— Я на свободе, — повторил Ваду, вдыхая всей грудью свежий воздух. Вдруг он вздрогнул: в винограднике на склоне холма подала голос перепелка — видно, сзывала затерявшихся среди пней птенцов. Он замедлил шаг и стал насвистывать, подражая птенцам. Перепелка затихла, и Ваду радостно рассмеялся. Если бы не этот идиотский экзамен, подумал он, был бы я сейчас в духовом оркестре самое маленькое барабанщиком.

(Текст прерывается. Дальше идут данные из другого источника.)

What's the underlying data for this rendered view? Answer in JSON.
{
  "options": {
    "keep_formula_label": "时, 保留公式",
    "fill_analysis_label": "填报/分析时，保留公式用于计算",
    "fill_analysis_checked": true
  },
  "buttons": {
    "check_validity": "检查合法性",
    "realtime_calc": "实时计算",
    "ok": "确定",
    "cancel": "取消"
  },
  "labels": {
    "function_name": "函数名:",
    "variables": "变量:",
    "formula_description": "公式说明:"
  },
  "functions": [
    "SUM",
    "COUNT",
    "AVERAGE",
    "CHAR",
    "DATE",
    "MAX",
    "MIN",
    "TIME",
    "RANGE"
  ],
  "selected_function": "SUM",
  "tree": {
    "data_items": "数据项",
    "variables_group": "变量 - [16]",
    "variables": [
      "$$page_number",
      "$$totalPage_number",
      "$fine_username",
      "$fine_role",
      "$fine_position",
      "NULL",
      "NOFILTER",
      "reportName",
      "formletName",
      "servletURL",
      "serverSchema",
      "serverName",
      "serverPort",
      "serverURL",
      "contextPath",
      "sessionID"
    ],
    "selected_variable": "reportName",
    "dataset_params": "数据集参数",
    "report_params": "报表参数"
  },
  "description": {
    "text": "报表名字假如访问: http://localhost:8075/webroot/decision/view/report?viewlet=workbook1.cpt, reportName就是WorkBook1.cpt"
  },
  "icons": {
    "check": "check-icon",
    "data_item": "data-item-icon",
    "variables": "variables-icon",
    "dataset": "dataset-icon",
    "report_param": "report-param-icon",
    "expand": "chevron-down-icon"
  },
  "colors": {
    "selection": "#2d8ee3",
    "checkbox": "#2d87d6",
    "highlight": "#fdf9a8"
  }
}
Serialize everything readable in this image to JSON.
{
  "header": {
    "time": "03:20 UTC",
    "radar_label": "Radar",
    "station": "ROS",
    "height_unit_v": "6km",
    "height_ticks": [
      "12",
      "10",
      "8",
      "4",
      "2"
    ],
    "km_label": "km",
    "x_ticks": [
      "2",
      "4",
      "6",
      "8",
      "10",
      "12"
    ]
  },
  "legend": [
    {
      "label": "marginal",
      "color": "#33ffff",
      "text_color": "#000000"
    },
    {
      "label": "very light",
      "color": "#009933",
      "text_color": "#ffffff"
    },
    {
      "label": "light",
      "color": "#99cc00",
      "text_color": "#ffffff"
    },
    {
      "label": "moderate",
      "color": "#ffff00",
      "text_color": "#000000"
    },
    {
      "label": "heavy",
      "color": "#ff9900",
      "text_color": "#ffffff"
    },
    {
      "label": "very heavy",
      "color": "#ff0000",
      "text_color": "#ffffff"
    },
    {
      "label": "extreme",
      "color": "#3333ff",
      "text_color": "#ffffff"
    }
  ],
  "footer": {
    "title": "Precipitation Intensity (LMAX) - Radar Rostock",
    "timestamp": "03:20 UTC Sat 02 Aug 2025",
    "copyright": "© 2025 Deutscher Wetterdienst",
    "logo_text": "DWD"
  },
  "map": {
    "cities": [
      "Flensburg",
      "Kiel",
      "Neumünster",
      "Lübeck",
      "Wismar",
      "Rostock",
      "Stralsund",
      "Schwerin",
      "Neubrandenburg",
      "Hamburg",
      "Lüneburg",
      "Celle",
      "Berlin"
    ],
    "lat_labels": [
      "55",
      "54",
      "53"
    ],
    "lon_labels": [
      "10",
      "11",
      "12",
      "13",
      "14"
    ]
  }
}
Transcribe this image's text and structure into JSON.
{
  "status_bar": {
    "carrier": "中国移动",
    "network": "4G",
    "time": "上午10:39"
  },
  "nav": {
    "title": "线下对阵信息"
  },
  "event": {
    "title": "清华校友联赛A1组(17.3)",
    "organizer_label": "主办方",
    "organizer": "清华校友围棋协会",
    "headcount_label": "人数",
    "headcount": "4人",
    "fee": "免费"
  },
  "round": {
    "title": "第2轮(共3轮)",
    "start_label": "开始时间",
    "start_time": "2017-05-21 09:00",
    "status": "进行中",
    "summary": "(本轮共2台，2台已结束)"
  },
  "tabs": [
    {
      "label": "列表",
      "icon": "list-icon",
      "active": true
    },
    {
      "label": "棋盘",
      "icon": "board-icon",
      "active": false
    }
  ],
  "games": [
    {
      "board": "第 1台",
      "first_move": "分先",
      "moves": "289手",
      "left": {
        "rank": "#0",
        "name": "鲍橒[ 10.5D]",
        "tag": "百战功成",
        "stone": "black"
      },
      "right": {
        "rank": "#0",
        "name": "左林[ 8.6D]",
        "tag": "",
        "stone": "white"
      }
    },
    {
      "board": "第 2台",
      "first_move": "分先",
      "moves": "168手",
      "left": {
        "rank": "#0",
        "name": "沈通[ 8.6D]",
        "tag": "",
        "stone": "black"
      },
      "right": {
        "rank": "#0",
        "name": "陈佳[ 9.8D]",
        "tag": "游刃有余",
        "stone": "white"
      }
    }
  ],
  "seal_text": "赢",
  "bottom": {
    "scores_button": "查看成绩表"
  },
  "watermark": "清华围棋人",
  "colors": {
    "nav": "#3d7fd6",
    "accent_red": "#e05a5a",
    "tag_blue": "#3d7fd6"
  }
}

За красной заправочной станцией, распространявшей сладковатый запах бензина и масла, он остановился, вытащил дыню и разрезал ее. Разрезал он дыню пополам, а не как обычно — на дольки. Потом, усевшись на корточки под акацией, на которой заливался дрозд, принялся за еду. Он соскабливал зубами корку дыни и с жадностью пил ее прохладный ароматный сок.
Но, едва протянув руку за второй половиной, Ваду увидел слева, на траве, тень какого-то человека и поднял глаза. Перед ним стоял тот чернявый, в тельняшке.
— Чего ты за мной увязался? — рассердился Ваду.
— Да ладно, не ершись, — ответил чернявый. — Хочешь подработать?
— Подработать? Конечно, хочу.
— Тогда пошли со мной. Я инженер в госхозе Вултурь. у нас на станции вагон со строительным лесом. Надо разгрузить его за два часа, иначе будем платить штраф за простой.
— Ну, на разгрузку я не пойду. Нет у меня времени.
— А ты думал, я в карты тебя приглашаю играть? — огрызнулся инженер.
— Сразу видно, что ты не в горах живешь, — снисходительно заметил Ваду. — В горах не покричишь, может обвал начаться или, если дело случится зимой, снежная лавина сползет, и тогда тебе крышка.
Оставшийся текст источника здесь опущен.